As atrações que a vida conjugal oferece pode induzir alguém
a abraçar o matrimônio. Mas seria ilusório imaginar que só o prazer interessa a
um casal. Bem cedo nossos casais mais conscientes aprendem uma das lições mais
elementares da vida: a de que “a primeira palavra do amor, é não”!
A ideia estapafúrdia de que são os egoístas que optam pelo
casamento enquanto os generosos escolhem a vida celibatária, continua tão viva
hoje como nos tempos de Santo Agostinho. Quem quer ter uma ideia dos estragos
que este preconceito já causou e continua causando deve ler o livro de Eugen
Drewermann: Kleriker. E o livro de Uta Heinemann: “Eunucos por Causa do Reino
de Deus”. Este último já foi traduzido para o português.
O diálogo entre casais e os celibatários profissionais da
Igreja católica é dificultado não só pelo autoritarismo clerical, mas, acima de
tudo, pela nuvem de equívocos, suspeitas recíprocas e de preconceitos que sobre
ele paira. Tomei parte em muitos encontros de casais com clérigos. Em todos
eles não houve nada que se pudesse contabilizar como passo para frente.
Foi a hierarquia católica que desarticulou os movimentos
leigos destinados a confiar à autoridade de leigos todas as tarefas que o
Vaticano II definira como atribuição específica do laicato católico. Leigos
mais conscientes e adultos, mais livres e autônomos, iriam colocar em cheque a
supremacia e o autoritarismo clerical. Mataram a cobra com medo de que ela
viesse a mordê-los. Pior: mataram uma cobra mansa, imaginando tratar-se de uma
cobra venenosa.
Não são as renúncias em perspectiva que atraem um jovem casal
a se unir em matrimônio. Só o prazer tem o dom de atrair a vontade de uma
pessoa.
Quem acha que os/as candidatos/as à vida religiosa ou ao
sacerdócio são masoquistas natos, engana-se. O que leva um rapaz a optar pelo
celibato não é o celibato, em si, mas as riquezas a que dá acesso. A renúncia
ao prazer seria tão estúpida quanto a opção pelo sofrimento, se a opção pelo
prazer não dependesse da capacidade de renunciar a ele. Quem quer ter acesso a
prazeres de qualidade superior, deve aprender a renunciar a prazeres de ordem
inferior. Os prazeres que um macaco pode ter não são dignos do homem. O homem
não seria o que é se não tivesse tido a capacidade de abrir mão de tudo aquilo
que faz a felicidade de um chimpanzé.
Quantos, mesmo em nossos dias, ainda estão por descobrir
esta verdade? Quem se considera melhor e mais generoso por ter renunciado ao
matrimônio, não o faz por amor ao sofrimento e à solidão, a menos que seja
masoquista ou solipsista inveterado. O que leva um jovem a optar pelo
sacerdócio são as alegrias e prazeres que a condição de padre lhe oferece.
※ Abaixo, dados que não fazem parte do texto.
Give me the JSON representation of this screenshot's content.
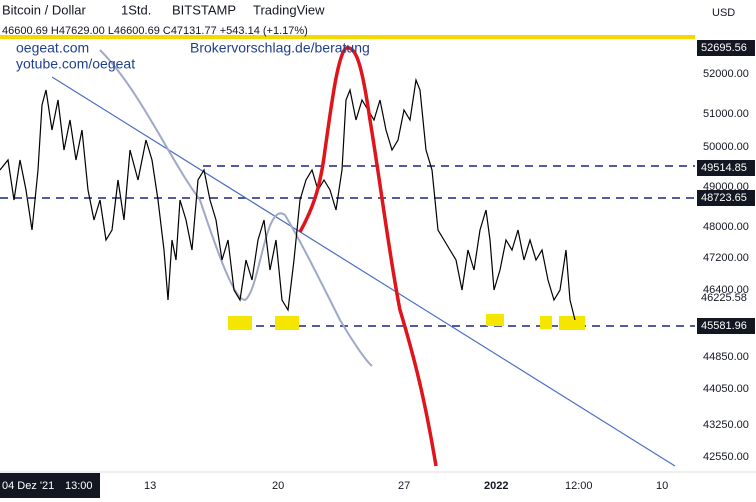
{
  "header": {
    "symbol": "Bitcoin / Dollar",
    "interval": "1Std.",
    "exchange": "BITSTAMP",
    "source": "TradingView",
    "ohlc": "46600.69 H47629.00 L46600.69 C47131.77 +543.14 (+1.17%)"
  },
  "watermarks": [
    "oegeat.com",
    "yotube.com/oegeat",
    "Brokervorschlag.de/beratung"
  ],
  "currency": "USD",
  "price_axis": [
    "52000.00",
    "51000.00",
    "50000.00",
    "49000.00",
    "48000.00",
    "47200.00",
    "46400.00",
    "44850.00",
    "44050.00",
    "43250.00",
    "42550.00"
  ],
  "price_markers": [
    "52695.56",
    "49514.85",
    "48723.65",
    "46225.58",
    "45581.96"
  ],
  "time_axis": [
    "04 Dez '21",
    "13:00",
    "13",
    "20",
    "27",
    "2022",
    "12:00",
    "10"
  ]
}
Nenhuma pessoa normal abraça o celibato por amor ao sofrimento. O mesmo vale
também dos que optam pelo casamento.
Só há um tipo de pessoa que precisa do sofrimento para ter
prazer. É o sadomasoquista. Também a renúncia à atividade sexual pode ser fonte
de prazer. Pois há outros prazeres bem mais nobres do que qualquer espécie de
prazer físico. Casados e celibatários só começam a se entender e a falar a
mesma língua quando o assunto da conversa é o amor. A simples troca de
preconceitos não merece o nome de diálogo.